The event sets corresponding to ng, no, and ni are statistically independent. The set corresponding to ng is common to both Ng (produced events) and Nr (observed events). The scaling correction prediction for Ng is:

    Ng(p) = ρ Nr = ρ(ng + ni),

where the prediction is denoted with a (p) superscript. Both Ng and Ng(p) have uncertainties from statistical fluctuations in their event sets. The method to estimate the overall bin uncertainty combines the expected uncertainty on the events produced in the bin, Ng, with the expected uncertainty on the estimate of produced events, Ng(p). However, as both have ng in common, it must be removed from the combination to avoid double counting. The model for combining the fluctuations is:

δNg' = δNg(p) + δNg - δng = δρ Nr + δno = δρng + δρni + δno.

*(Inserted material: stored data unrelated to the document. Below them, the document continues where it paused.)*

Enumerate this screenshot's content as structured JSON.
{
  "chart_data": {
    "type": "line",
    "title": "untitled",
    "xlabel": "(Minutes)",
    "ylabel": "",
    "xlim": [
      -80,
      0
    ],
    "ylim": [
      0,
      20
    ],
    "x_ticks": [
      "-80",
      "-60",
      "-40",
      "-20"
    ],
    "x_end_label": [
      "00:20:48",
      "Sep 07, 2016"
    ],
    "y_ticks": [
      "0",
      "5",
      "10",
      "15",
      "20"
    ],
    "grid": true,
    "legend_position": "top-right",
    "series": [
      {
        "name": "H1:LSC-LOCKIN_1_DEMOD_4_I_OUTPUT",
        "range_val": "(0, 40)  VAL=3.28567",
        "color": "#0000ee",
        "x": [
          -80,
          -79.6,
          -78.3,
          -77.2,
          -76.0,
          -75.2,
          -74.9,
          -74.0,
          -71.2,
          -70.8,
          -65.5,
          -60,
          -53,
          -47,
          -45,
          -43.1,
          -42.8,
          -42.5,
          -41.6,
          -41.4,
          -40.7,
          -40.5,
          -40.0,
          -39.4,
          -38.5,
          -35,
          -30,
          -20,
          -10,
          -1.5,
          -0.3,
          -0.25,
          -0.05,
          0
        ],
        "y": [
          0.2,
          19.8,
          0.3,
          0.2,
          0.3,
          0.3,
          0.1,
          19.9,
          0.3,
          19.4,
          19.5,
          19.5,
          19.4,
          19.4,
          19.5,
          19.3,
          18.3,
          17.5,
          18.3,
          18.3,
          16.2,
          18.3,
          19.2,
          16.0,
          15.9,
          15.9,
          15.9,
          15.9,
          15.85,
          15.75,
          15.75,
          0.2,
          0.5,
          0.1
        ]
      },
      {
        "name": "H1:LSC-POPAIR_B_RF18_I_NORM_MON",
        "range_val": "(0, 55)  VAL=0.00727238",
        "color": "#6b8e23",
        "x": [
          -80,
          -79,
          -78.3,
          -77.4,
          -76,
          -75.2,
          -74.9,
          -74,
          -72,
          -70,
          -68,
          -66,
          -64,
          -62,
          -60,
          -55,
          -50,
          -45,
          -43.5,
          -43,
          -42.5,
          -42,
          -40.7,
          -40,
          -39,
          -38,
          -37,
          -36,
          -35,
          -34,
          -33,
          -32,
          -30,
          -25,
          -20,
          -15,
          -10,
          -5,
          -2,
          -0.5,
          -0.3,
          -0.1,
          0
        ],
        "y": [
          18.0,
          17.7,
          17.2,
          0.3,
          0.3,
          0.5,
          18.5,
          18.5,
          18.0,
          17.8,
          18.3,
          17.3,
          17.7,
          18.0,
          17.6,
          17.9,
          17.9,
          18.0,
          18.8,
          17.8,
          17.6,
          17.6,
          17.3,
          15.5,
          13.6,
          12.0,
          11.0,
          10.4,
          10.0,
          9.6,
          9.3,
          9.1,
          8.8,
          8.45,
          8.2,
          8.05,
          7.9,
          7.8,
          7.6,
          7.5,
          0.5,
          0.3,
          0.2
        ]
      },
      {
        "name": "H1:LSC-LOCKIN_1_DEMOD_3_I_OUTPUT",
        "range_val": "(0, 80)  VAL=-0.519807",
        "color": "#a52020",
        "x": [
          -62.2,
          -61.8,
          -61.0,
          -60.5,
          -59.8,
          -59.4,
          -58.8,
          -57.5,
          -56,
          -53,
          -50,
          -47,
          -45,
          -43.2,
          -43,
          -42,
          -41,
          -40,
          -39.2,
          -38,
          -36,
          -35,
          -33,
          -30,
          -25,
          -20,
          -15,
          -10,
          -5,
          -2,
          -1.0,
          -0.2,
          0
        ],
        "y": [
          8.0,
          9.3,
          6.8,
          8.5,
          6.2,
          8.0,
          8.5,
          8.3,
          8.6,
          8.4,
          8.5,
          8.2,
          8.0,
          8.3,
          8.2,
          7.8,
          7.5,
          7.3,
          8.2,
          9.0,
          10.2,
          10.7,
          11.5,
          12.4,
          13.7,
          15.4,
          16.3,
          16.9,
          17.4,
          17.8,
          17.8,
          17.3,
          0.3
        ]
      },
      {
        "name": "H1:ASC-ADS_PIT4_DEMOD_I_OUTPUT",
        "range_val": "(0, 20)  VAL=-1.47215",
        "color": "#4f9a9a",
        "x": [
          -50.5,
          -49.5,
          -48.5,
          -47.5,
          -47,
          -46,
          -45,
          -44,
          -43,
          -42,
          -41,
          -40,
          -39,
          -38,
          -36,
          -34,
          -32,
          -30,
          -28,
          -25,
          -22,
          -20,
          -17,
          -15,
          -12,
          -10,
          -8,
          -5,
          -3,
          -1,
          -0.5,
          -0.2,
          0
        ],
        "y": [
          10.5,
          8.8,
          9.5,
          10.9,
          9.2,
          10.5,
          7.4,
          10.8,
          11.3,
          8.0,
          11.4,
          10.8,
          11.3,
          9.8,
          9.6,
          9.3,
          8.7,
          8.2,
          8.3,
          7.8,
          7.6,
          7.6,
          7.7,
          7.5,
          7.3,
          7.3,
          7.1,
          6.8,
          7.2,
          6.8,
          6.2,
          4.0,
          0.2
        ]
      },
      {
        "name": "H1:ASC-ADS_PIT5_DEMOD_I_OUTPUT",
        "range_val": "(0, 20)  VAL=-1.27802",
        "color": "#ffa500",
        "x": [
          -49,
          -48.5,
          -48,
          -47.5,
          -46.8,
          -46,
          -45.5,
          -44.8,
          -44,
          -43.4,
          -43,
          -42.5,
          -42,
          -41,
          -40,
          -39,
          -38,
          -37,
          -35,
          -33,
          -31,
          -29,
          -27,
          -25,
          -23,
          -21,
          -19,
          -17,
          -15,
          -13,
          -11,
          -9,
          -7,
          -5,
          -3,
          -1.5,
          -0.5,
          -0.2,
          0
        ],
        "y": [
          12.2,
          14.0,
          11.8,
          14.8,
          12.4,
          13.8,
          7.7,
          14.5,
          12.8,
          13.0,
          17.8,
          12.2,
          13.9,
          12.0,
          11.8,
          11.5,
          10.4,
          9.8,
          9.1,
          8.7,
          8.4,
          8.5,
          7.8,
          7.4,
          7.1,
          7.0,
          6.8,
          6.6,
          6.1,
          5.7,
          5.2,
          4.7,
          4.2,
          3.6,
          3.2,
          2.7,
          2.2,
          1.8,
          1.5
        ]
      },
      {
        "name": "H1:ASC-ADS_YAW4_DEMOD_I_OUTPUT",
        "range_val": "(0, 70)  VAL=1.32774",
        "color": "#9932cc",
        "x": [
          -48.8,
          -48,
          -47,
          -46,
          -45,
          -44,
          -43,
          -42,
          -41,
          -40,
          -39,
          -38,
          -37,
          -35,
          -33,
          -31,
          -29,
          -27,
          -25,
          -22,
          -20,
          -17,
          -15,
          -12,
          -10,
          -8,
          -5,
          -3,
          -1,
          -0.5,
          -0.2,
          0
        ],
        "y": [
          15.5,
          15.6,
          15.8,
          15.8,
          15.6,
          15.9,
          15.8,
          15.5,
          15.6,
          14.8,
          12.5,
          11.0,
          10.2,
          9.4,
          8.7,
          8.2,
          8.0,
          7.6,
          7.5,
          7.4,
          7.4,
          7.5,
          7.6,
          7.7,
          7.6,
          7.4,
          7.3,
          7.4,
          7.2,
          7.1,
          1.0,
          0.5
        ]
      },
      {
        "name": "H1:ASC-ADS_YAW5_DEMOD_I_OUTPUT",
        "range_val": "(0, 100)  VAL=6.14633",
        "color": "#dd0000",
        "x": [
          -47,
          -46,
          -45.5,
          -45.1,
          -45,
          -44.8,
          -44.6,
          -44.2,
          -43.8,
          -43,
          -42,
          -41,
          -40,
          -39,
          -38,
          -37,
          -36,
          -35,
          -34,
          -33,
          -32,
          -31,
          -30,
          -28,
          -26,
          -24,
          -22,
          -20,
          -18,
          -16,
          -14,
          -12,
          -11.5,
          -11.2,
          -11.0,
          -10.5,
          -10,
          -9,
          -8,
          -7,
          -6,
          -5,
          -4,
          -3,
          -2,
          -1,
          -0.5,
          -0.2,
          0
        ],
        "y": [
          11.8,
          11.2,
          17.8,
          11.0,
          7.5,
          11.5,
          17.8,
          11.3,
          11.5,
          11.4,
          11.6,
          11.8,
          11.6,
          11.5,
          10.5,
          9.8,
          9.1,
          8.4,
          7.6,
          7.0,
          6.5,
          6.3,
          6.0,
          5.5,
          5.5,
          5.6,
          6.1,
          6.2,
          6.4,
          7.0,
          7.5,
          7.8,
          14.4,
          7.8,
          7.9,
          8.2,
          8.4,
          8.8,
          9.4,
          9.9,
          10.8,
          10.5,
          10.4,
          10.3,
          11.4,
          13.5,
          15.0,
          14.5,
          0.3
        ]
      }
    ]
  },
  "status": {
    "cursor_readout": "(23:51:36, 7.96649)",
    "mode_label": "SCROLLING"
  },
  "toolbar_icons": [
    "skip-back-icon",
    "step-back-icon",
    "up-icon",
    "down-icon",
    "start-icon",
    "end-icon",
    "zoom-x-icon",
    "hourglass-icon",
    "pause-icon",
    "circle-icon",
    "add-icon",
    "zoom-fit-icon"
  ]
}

The last two terms, δρni and δno induce interbin correlations as events migrating into a bin have migrated out of another bin. Denote the statistical variance of a quantity as δ2 followed by the variable. The variance of Ng' is:

    δ2Ng' = ρ2δ2ng + ρ2δ2ni + δ2no  ,

where δ2Ng' is the estimate of the overall bin uncertainty of the method. With Poisson statistics (δ2n = n), the variance can be rewritten in this form:

    δ2Ng' = Ng + (ρ2-1)ng + ρ2ni  .

The measured cross section of the bin is combined with δ2Ng' in its fractional form, √[δ2Ng']/Ng , for the estimate of the cross section "statistical" uncertainty of a bin used in the cross section plots and tables. The ratio of the data to the ResBos prediction is shown below:

Due to the large inter-bin smearing at low PT, interpreting the significance of the data-to-prediction comparison there is difficult. At large PT (above 40 GeV/c), the smearing is predominantly among nearest neighbor PT bins so the data-to-prediction comparison shown has much less correlations from smearing. The 40 < PT < 90 GeV/c region is where the the ResBos resummed, asymptotic, and perturbative cross sections are matched.